The older one shook her head. "The plots and characters and setup were mine. But you made up your own ending. There was not ever going to be an industrial revolution in my little world. I never had a plotline about a young prince deciding to shatter the sky. That was your muse speaking, your heart, your convictions. And it set the world on fire. Everyone fell in love with the idea. And when they all remembered, later, what it was Phaethon was actually trying to do ... Well. No one was as eager to stop Phaethon as they had been before. Even some of the Hortators seemed to drag their feet."

"Thank you. I don't think my little story had that much to do with it."

The older Daphne smiled. "It's tales that make the difference. Facts kill; but it is myths that people give their lives for."

"Thank you very much...." The two women stepped closer to each other, smiling, and both grasped two hands, a fond and girlish gesture.

"How did it end ... ? I never saw the finale of your piece."

"Ah," the younger Daphne said. "The young prince broke the sky."

"Was the world crushed by the falling fragments?"

"Only the people too stupid to look up, and see what was coming, and get out of the way."

"And what was there?"

"Where?"

"What lay in the regions beyond the sky?"

"The shining fields of paradise were waiting there, wider than the sky, opening on all sides without limit. They only were waiting for the hand of man to come and plant them."

A rose-pink light stole across the lake and trees outside.
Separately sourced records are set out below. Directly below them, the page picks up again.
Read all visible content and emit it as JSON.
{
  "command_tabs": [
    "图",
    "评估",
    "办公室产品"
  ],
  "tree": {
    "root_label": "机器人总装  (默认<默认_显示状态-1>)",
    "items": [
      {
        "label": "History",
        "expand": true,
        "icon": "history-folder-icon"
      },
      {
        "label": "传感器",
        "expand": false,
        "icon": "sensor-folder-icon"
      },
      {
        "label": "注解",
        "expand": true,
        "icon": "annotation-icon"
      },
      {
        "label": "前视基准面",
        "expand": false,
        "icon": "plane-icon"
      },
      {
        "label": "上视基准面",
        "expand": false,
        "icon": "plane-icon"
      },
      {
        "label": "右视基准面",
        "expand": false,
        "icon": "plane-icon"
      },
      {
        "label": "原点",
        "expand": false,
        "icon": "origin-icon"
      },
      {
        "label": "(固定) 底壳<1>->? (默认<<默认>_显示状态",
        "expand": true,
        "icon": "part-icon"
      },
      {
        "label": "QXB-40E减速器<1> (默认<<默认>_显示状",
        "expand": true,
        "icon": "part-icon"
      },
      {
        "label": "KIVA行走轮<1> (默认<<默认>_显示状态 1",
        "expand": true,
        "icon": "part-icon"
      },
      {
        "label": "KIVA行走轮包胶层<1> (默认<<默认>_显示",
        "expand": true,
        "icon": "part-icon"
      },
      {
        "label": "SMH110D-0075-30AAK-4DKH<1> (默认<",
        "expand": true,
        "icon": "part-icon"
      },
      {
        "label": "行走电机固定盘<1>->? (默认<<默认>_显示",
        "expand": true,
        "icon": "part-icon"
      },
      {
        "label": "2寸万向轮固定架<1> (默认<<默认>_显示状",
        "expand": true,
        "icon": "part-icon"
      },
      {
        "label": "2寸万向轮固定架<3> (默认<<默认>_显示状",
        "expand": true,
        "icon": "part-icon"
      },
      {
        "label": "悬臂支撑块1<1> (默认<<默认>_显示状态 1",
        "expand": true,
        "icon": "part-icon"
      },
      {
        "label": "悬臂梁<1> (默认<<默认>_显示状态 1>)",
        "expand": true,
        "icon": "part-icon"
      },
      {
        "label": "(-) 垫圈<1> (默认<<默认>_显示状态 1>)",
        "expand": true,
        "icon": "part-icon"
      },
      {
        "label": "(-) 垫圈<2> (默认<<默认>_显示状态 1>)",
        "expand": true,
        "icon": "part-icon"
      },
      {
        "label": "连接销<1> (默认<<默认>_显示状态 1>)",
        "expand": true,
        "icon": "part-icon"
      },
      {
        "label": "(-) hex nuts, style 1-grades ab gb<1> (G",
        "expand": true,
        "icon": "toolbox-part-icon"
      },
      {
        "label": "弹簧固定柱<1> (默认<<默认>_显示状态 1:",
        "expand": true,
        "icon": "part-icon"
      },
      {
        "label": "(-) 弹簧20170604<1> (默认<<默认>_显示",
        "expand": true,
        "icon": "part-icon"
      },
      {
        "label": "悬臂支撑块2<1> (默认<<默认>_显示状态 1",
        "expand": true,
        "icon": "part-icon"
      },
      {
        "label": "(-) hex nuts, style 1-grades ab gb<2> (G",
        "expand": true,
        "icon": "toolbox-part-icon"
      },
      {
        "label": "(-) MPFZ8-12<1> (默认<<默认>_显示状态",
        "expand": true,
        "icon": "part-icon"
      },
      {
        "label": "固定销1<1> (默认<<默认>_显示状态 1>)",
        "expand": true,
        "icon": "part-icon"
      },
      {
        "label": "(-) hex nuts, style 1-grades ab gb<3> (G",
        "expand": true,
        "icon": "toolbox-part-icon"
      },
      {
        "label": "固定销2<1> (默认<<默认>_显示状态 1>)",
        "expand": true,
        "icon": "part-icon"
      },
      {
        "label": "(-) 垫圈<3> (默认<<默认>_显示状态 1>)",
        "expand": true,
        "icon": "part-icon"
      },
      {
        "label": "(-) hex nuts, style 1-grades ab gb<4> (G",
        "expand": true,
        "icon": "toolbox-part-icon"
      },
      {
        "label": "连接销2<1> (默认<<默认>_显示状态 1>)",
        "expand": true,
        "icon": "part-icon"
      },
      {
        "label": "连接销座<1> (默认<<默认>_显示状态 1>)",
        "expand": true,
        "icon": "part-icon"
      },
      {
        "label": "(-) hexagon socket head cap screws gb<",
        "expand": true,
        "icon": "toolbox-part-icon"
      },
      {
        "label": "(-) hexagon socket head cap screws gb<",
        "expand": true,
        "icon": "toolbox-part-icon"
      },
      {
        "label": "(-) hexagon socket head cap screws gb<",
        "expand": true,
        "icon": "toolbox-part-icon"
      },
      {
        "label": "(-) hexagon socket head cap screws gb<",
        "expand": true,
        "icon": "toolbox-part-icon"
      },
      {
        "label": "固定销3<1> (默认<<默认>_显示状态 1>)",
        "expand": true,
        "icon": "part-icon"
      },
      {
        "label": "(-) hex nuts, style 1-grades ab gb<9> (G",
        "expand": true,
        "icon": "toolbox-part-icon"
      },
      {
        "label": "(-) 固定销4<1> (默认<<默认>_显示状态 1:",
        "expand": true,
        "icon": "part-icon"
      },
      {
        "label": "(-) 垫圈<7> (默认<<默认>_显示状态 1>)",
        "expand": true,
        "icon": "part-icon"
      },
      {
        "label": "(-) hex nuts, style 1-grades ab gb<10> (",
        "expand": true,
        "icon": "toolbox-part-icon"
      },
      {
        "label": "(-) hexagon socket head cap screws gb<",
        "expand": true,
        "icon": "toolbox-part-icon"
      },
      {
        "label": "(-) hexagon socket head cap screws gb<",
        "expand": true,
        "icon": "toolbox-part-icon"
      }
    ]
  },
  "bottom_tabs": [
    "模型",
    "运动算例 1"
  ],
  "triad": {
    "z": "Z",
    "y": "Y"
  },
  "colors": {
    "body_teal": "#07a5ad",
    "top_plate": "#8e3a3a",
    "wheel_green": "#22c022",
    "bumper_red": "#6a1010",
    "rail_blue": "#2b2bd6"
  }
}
It was the early part of true dawn, and it mingled with the pale, silver-red light of Jupiter to form (if only for a moment) a landscape of strange and expectant mystery, tangled double shadows, fabulous and familiar at once. The sky above was imperial purple, and only the brighter stars shone through.

"It is a wonderful tale," said the elder one softly. "I wonder if I shall ever write one to match it."

"Write whatever you believe in."

"But you've taken my hero...."

The younger Daphne gave an impish smile. "If the predictions are right, the New College will make old war stories and tales of honor true again. How about that?! You can have Atkins!"